Which brings me to the point I’m really wanting to make, which is that I think even those of us who experience things that shake our worlds to pieces–deaths or illness or break-ups or life just going radically different than we ever wished or imagined it would go–even those who experience such things carry inside of them the worlds and identities that they used to inhabit. There aren’t two of each of us, or four or sixteen or a hundred (however many life-altering experiences we have); there is just one.

I think one of the most difficult parts of healing (or growing up, for that matter), the thing that takes the longest time beyond trust, is the process of integration, the process of finally sitting in the presence of all our former selves, and being able to say, “Hello, dear friends.

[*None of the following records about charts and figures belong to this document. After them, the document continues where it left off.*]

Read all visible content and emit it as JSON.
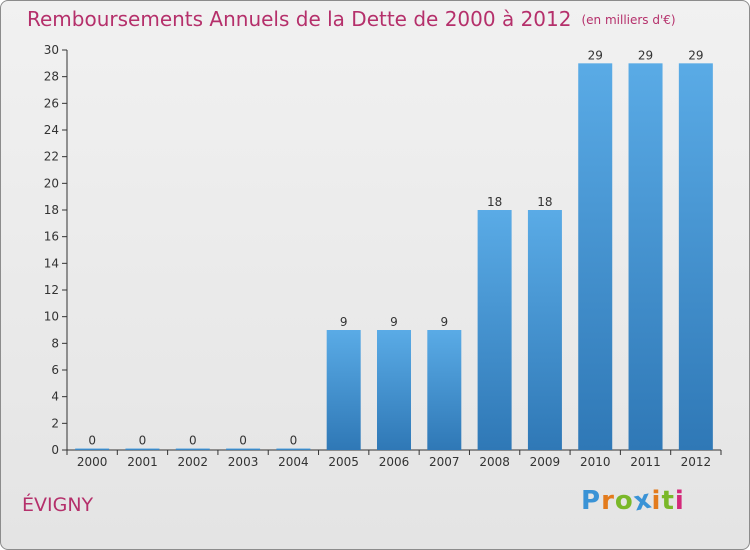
{
  "chart_data": {
    "type": "bar",
    "title": "Remboursements Annuels de la Dette de 2000 à 2012",
    "subtitle": "(en milliers d'€)",
    "categories": [
      "2000",
      "2001",
      "2002",
      "2003",
      "2004",
      "2005",
      "2006",
      "2007",
      "2008",
      "2009",
      "2010",
      "2011",
      "2012"
    ],
    "values": [
      0,
      0,
      0,
      0,
      0,
      9,
      9,
      9,
      18,
      18,
      29,
      29,
      29
    ],
    "data_labels": [
      "0",
      "0",
      "0",
      "0",
      "0",
      "9",
      "9",
      "9",
      "18",
      "18",
      "29",
      "29",
      "29"
    ],
    "ylim": [
      0,
      30
    ],
    "yticks": [
      0,
      2,
      4,
      6,
      8,
      10,
      12,
      14,
      16,
      18,
      20,
      22,
      24,
      26,
      28,
      30
    ],
    "grid": false,
    "bar_color_top": "#5aabe6",
    "bar_color_bottom": "#2f78b6"
  },
  "footer": {
    "commune": "ÉVIGNY",
    "logo_letters": [
      "P",
      "r",
      "o",
      "x",
      "i",
      "t",
      "i"
    ],
    "logo_colors": [
      "#3a93d6",
      "#e37b1c",
      "#7ab829",
      "#3a93d6",
      "#e37b1c",
      "#7ab829",
      "#d4297a"
    ]
  }
}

You are all me.” Being able to recognize them as part of who we currently are, and have gentleness and acceptance, rather than shame or repulsion or feelings of alientation from the ones that embody such different values or drives or assumptions than we feel like we have now.

I’m in an integration phase of life right now, trying to learn how to hold in tension the me’s of all of my years. Trying to find ways to tell a Story about myself that holds all of these stories, that gives them all the sense that they’re Home.


4 Responses to “Coming home”

  1. Fran aka Redondowriter says:

    Yes, a lot of psychological methodology is about integration. Owning the light and the dark, and dancing with all the parts. But it’s hard to do–particularly when you are in a marriage or in family/culture that has expectations. I wish I had had my shit together at 30 as you do. Brava, my friend.

  2. Story Midwife says:

    That holding the tension…
    It can take such patient gentleness with self. It can be a spiritual practice all its own. Choosing to own all the strands of the Story, even choosing to LOOK at all the strands, is a brave venture. One that offers a map to navigate us even deeper into our Stories. Not easy, exactly. But worthwhile and, I believe, a path that gives us back ourselves. Yes, Home.

  3. Story Midwife says:

    Oh, and another thing…
    I think it takes great maturity to hold all the pieces of one’s story. Whether one is 15 or 102 attemptting to make piece of the glorious (and sometimes very challenging) integration is a grand undertaking.

    BTW — I recognize you, Beautiful Old Soul. I just turned 31.
    :-)

  4. Kristin says:

    Fran and SM, yes to all you’ve said. And SM–a happy birthday to you!!! Jost got your package, too, and when I’m not on the fly will write a more adequate thank you. For now…THANK YOU!!!